Spike raised a hand and smiled. "Yeah, I got hit in the head by some guy coming down the stairwell. Put me out for a bit. I'm okay now, though."

"Did you get a look at him?" the cop asked with his hand on his sidearm.

"Not really. He had white hair. A sword." Spike stifled a smirk.

"You should go to a hospital, get that checked out," the cop replied, already looking off toward the trickle of people coming out the front doors.

"Yeah, I'll do that right now." Spike ducked under the tape and waved, cutting across the street to the shopping center between cars.

He got a few strange looks in the elevator up to the parking garage, but news of the explosion next door had traveled fast and most people gave him a wide, if curious, berth. He changed awkwardly in the cockpit of the Swordfish, scrubbing at the dried blood on his face with the sleeve of his discarded suit jacket. It was stubborn, but faded after he'd used up most of the bottle of water left from the flight out of Alva City.

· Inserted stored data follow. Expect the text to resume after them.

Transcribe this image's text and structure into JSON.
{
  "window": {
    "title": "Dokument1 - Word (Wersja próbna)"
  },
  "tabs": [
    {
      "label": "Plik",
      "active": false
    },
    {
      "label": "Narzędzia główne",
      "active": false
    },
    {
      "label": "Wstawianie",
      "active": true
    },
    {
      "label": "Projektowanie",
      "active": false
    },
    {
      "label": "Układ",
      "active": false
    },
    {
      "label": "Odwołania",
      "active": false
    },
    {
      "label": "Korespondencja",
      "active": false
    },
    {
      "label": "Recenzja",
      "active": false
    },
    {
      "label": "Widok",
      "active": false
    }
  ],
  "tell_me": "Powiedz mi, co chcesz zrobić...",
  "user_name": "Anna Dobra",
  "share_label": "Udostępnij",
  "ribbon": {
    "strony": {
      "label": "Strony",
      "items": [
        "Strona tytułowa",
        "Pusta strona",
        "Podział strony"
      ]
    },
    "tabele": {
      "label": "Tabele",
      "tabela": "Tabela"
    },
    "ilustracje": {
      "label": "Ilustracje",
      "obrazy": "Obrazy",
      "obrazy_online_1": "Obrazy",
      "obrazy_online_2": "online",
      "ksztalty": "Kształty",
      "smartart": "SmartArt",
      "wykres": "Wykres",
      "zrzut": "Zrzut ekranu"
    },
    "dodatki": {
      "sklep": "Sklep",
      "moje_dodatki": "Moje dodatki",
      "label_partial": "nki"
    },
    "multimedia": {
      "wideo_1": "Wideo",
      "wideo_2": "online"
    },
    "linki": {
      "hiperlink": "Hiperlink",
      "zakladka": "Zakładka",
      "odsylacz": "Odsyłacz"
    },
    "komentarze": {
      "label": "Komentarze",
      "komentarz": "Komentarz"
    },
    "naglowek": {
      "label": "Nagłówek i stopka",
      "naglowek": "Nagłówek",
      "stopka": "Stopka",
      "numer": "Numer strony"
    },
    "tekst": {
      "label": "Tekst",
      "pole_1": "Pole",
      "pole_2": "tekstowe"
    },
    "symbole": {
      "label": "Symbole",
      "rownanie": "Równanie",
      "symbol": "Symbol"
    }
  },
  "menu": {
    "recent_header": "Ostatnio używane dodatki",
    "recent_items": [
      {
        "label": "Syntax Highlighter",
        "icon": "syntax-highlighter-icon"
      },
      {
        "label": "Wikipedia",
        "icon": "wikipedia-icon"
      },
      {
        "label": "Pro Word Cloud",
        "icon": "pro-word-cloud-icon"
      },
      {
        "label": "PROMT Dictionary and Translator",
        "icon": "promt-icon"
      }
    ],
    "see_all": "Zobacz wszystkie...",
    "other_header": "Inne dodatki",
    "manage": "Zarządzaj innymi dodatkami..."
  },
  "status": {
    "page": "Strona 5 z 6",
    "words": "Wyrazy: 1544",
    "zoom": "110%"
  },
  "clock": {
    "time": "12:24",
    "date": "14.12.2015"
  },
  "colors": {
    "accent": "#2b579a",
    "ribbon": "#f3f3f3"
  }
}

He didn't want to risk the Swordfish being spotted in the daylight, with all of the police activity, so he rode the elevator back down, much more anonymously, and hailed a cab. Light drizzle made everything seem to glow with a faint halo of light as the car snaked down the side streets toward the cemetery. Spike paid the driver with a thousand-Woolong note, waving, and sat down on the bench in the long, stone-paved alleyway that led to the courtyard and the tiered rows of headstones. He lit a cigarette and leaned back, squinting into the mist, one hand jammed in his pocket.

The hours until the clock chimed seven drifted like a time-lapse slideshow, the clouds breaking up to allow watery sunlight in, the cars whirring by on the street, occasional visitors to the cemetery passing him with carefully averted eyes, deep in their own memories and grief. He thought of Mao and Sou Long, outliving their sons; of Vicious and his bizarre unspooling out of sanity; of Julia and guilt and a future where she remained and the guilt could fade. At the sound of the bells, he stood and went out into the courtyard. A single red rose lay in a puddle on the pathway. He bent and picked it up, holding it loosely in his fingers, and turned so he could see all three entrances to the cemetery. Waiting.